Cases have also been described in which AIH was most likely triggered by a previous viral infection [14, 17]. In these cases, the autoimmune hepatitis persisted after successfully treating the viral hepatitis, suggesting that the immunopathogenic mechanisms of liver disease continued even without the ongoing presence of the virus [17].

Prior to his presentation to us, the patient had already undergone extensive diagnostics including a liver biopsy. In addition, several examinations for viral hepatitides had already been performed by numerous physicians - however, only by investigating the hepatitis serology. This is not sufficiently reliable in CVID patients due to the deficient antibody production [9]. We were the first to perform a PCR examination on the patient. Only through PCR testing, we were able to diagnose the hepatitis E infection and initiate anti-viral therapy. This led to a rapid improvement of the patient’s symptoms and laboratory results.

Transmission of HEV usually occurs through contaminated food, water, blood transfusions, or mother-to-child transmission. The diagnosis can be confirmed serologically by antibody determination or by HEV RNA assay from stool or serum. Treatment of HEV depends on the patient’s immune status and disease stage (e.g., acute versus chronic). For most immunocompetent patients, treatment of acute HEV infection is mostly supportive, as the disease is usually mild and self-limiting. In the treatment of chronic infection, any immunosuppressive therapy should first be reduced and/or antiviral therapy initiated. There are no randomized trials of the use of ribavirin for the treatment of chronic HEV, however, several studies have suggested benefit [18].

Of note, with the splenomegaly, severe B-cell deficiency, Hodgkin’s lymphoma, and onset of clinical symptoms as a young adult, the patient could be diagnosed with late-onset CVID. In contrast, the more mild T-cell lymphopenia might tend to argue against a diagnosis of this subset of CVID. In any case, treatment would not have been different, with the consequence that serum testing for infections would have been compromised.

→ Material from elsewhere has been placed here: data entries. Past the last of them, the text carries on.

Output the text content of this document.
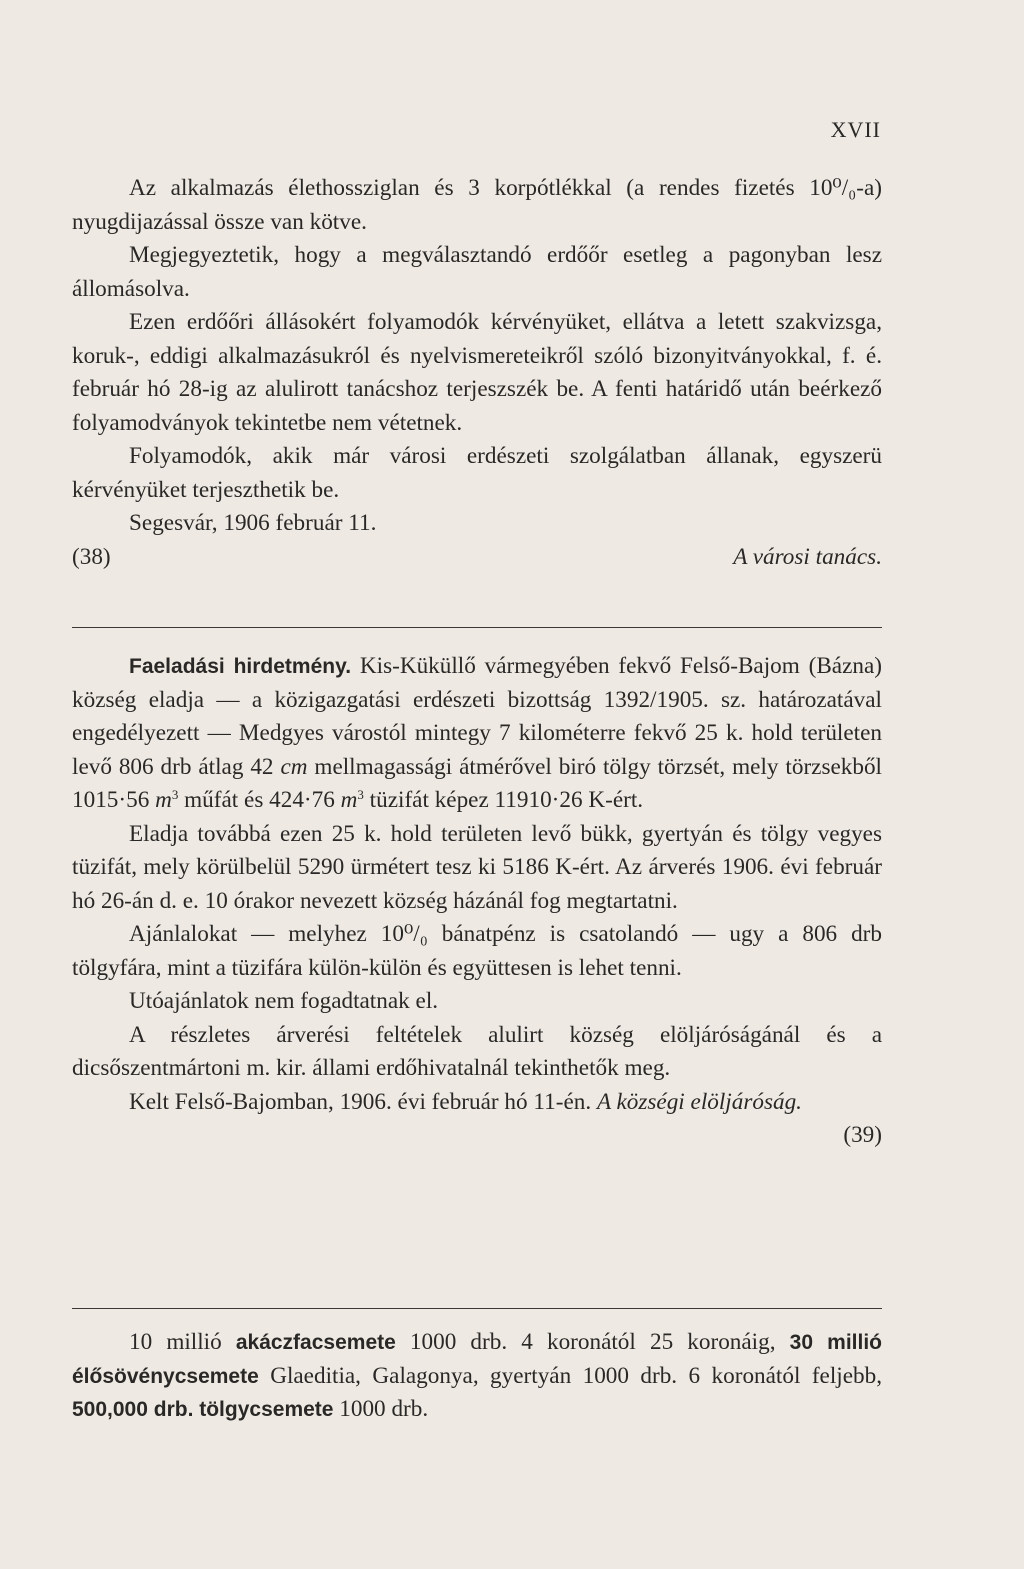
XVII

Az alkalmazás élethossziglan és 3 korpótlékkal (a rendes fizetés 10⁰/₀-a) nyugdijazással össze van kötve.

Megjegyeztetik, hogy a megválasztandó erdőőr esetleg a pagonyban lesz állomásolva.

Ezen erdőőri állásokért folyamodók kérvényüket, ellátva a letett szakvizsga, koruk-, eddigi alkalmazásukról és nyelvismereteikről szóló bizonyitványokkal, f. é. február hó 28-ig az alulirott tanácshoz terjeszszék be. A fenti határidő után beérkező folyamodványok tekintetbe nem vétetnek.

Folyamodók, akik már városi erdészeti szolgálatban állanak, egyszerü kérvényüket terjeszthetik be.

Segesvár, 1906 február 11.

(38)	A városi tanács.

Faeladási hirdetmény. Kis-Küküllő vármegyében fekvő Felső-Bajom (Bázna) község eladja — a közigazgatási erdészeti bizottság 1392/1905. sz. határozatával engedélyezett — Medgyes várostól mintegy 7 kilométerre fekvő 25 k. hold területen levő 806 drb átlag 42 cm mellmagassági átmérővel biró tölgy törzsét, mely törzsekből 1015·56 $m^3$ műfát és 424·76 $m^3$ tüzifát képez 11910·26 K-ért.

Eladja továbbá ezen 25 k. hold területen levő bükk, gyertyán és tölgy vegyes tüzifát, mely körülbelül 5290 ürmétert tesz ki 5186 K-ért. Az árverés 1906. évi február hó 26-án d. e. 10 órakor nevezett község házánál fog megtartatni.

Ajánlalokat — melyhez 10⁰/₀ bánatpénz is csatolandó — ugy a 806 drb tölgyfára, mint a tüzifára külön-külön és együttesen is lehet tenni.

Utóajánlatok nem fogadtatnak el.

A részletes árverési feltételek alulirt község elöljáróságánál és a dicsőszentmártoni m. kir. állami erdőhivatalnál tekinthetők meg.

Kelt Felső-Bajomban, 1906. évi február hó 11-én. A községi elöljáróság.
(39)

10 millió akáczfacsemete 1000 drb. 4 koronától 25 koronáig, 30 millió élősövénycsemete Glaeditia, Galagonya, gyertyán 1000 drb. 6 koronától feljebb, 500,000 drb. tölgycsemete 1000 drb.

Physicians treating patients with CVID should be aware of the special circumstances and requirements of their patients. Most importantly, testing for antibodies is not sufficiently reliable in CVID patients due to the deficient antibody production. Therefore, both markers for autoimmune hepatitis and serologic evidence of infection are not sufficiently informative in CVID patients. It is therefore important to aim for direct pathogen detection by PCR when an infectious cause of hepatopathy is suspected in CVID patients. It seems likely that if our patient had been tested for viral hepatitides by PCR earlier and not only by hepatitis serology, the patient could have been treated adequately by antiviral therapy more quickly and invasive diagnostics, such as liver biopsy, could have been avoided. This is particularly relevant with regard to the patient’s significantly reduced quality of life for many months as well as possible long-term consequences due to the prolonged hepatitis [19].

CVID is an immunodeficiency with a broad range of clinical manifestations. Hepatopathies in CVID patients are common and the correct diagnostic procedures are crucial. Thus, the special requirements in CVID patients, which entail special diagnostic and therapeutic consequences, should be closely considered while treating CVID patients.